Please tell me where, before this, I have actually made a demand? And even in this case my statement was:
what is my demand?
It is more of a plea to get over it and grow up. But you decided to respond in this manner. So please show me where I have said anything other than ignore some shit and move on with life.
Jim P. at September 23, 2013 8:36 PM
You dared to disagree with the great and powerful Oz, er, Patrick.

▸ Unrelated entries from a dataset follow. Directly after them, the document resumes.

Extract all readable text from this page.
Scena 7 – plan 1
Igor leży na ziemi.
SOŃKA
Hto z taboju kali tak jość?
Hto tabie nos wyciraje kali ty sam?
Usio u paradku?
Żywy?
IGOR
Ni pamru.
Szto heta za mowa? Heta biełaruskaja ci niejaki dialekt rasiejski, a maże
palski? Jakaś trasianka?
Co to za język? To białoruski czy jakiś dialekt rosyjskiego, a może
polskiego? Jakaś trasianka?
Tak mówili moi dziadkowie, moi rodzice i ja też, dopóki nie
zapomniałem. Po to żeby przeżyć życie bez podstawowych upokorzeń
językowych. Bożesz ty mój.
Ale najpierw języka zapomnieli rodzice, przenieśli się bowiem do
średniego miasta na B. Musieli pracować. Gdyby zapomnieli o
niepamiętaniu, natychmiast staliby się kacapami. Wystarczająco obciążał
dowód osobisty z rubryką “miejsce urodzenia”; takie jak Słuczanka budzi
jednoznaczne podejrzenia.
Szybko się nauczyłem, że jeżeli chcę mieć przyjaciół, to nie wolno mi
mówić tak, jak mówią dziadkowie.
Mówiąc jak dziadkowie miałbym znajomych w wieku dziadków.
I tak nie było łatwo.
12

There are consequences for disagreeing with Patrick
lujlp at September 24, 2013 10:07 AM
That he'll ignore me? Let him draw a smaller circle. Go for it. It shows that he can't argue from an objective viewpoint. I will accept I'm wrong if someone brings up facts that I'm wrong. If you are arguing on opinion, then I can accept some of those, but get a clue.
Jim P. at September 24, 2013 2:32 PM
That he'll ignore me?
unfortunately not. Oh he might claim to, but half his posts are it seems spent obliquely replying to those he is 'ignoring'
lujlp at September 24, 2013 3:34 PM
That he'll ignore me?
unfortunately not. Oh he might claim to, but half his posts are it seems spent obliquely replying to those he is 'ignoring'
Posted by: lujlp at September 24, 2013 3:34 PM
Yes, and if I didn't have reason to believe otherwise, I would peg Patrick as a 14 year old girl, living at an elite English boarding school with a socialist staff.